Life is Strange 2 (DONTNOD Ent., 2018) uses the character’s inventory to expand the story through items from his backpack with no practical use rather than choosing a keychain or a patch as a customization element. The inventory represents the entire contents of Sean’s (protagonist’s) backpack — various items, for each of which the character has a commentary, a menu for selecting and tracking collected souvenirs, a map of the characters’ movement across the United States and Sean’s sketchbook, in which new drawings and notes appear as the plot progresses.
This interface is inherently inscribed in the game world — it contains only what is really in the backpack of the protagonist, in contrast to the oversized inventory that can be found in other games. At the same time, it has an interface that is familiar and understandable to the player, which does not tear him out of the established way of communicating with the game.
Legend of Zelda: Breath of the Wild (Nintendo EPD 2017), in turn, combined the idea of a diegetic interface with another thing very familiar to modern gamers — smartphones. Link at the very beginning of the journey receives the so-called Shiekah Slate — a kind of magic tablet that stores the power of the shiekah race. It contains a map, a selection of special abilities (which Link can use thanks to this very tablet), a task diary and a save/exit menu. All these elements are incorporated into the design of the tablet itself.
The most interestingly explained element of the world is the photo mode — it is also part of the shiekah slate and allows you to capture beautiful views of Hyrule without the rest of the game UI. And take a selfie.
The new Animal Crossing: New Horizons has taken about the same path, but even more literally. Nintendo Direct on September 4, 2019 showed brand new gameplay, including the NookPhone. This is a smartphone specially designed for Nook Inc. (an in-game company that provides the player with a residence on the island). It stores recipes for crafting, a player reward system for completing tasks, a photo mode, a rescue service, etc. A whole collection of various in-game conventions, easily solved using a simple tool familiar to the player.
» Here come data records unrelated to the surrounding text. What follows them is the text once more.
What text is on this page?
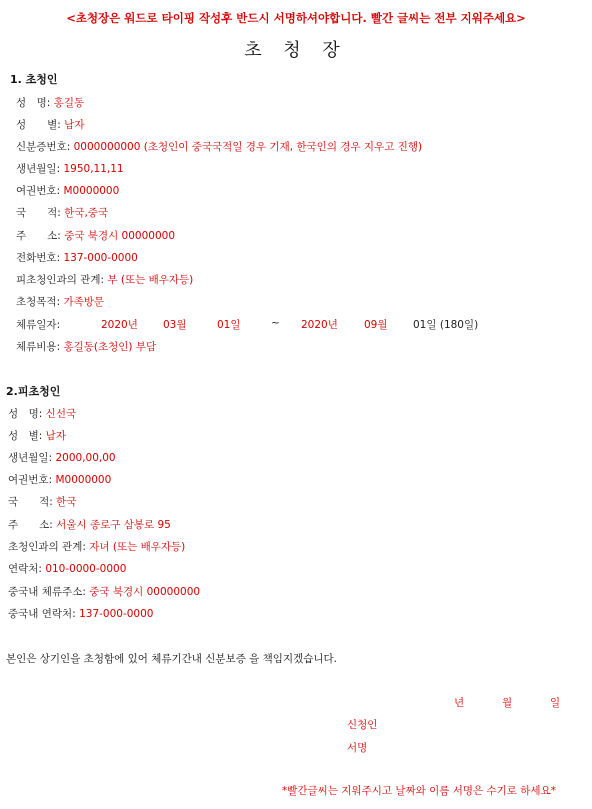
<초청장은 워드로 타이핑 작성후 반드시 서명하셔야합니다. 빨간 글씨는 전부 지워주세요>
초 청 장
1. 초청인
성　명: 홍길동
성　　별: 남자
신분증번호: 0000000000 (초청인이 중국국적일 경우 기재, 한국인의 경우 지우고 진행)
생년월일: 1950,11,11
여권번호: M0000000
국　　적: 한국,중국
주　　소: 중국 북경시 00000000
전화번호: 137-000-0000
피초청인과의 관계: 부 (또는 배우자등)
초청목적: 가족방문
체류일자:	2020년 03월	01일	~ 2020년 09월 01일 (180일)
체류비용: 홍길동(초청인) 부담
2.피초청인
성　명: 신선국
성　별: 남자
생년월일: 2000,00,00
여권번호: M0000000
국　　적: 한국
주　　소: 서울시 종로구 삼봉로 95
초청인과의 관계: 자녀 (또는 배우자등)
연락처: 010-0000-0000
중국내 체류주소: 중국 북경시 00000000
중국내 연락처: 137-000-0000
본인은 상기인을 초청함에 있어 체류기간내 신분보증 을 책임지겠습니다.
년	월	일
신청인
서명
*빨간글씨는 지워주시고 날짜와 이름 서명은 수기로 하세요*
A very special application of diegesis has been applied in Nier: Automata (PlatinumGames 2015). It’s not fair to say that the interface was inscribed in the game. Rather, on the contrary: the various elements of the game were inscribed into the interface, as if it were just the conventions of the game that explained the world diegetically. In the pause menu, it was possible to change the screen expansion and take an action that directly affects the main character. For example, take out the operating system chip and literally get a new ending out of it. Or remove some of the elements of the on-screen interface. The menu also contains inventory, a choice of upgrades, various chips, etc. Various diegetic elements are present in the game at almost every step: loading screens are stylized as android loading.
Diegesis in games is a double-edged sword. On the one hand, it has the potential to increase immersiveness, but it is always very difficult to predict the player’s reaction. There is a dangerous possibility that the attempt to create a diegetic element will not justify the time and effort invested in it. Many elements of the game, when trying to increase their realism, may require additional animations, models, which will increase the development time. And the benefit is a big question. Therefore, in my opinion, it would be more rational for game designers to choose the path of incomplete diegization — it is enough to partially explain this or that element of the game through the world, as AC: NH, BOTW, LIS2 and many other games did.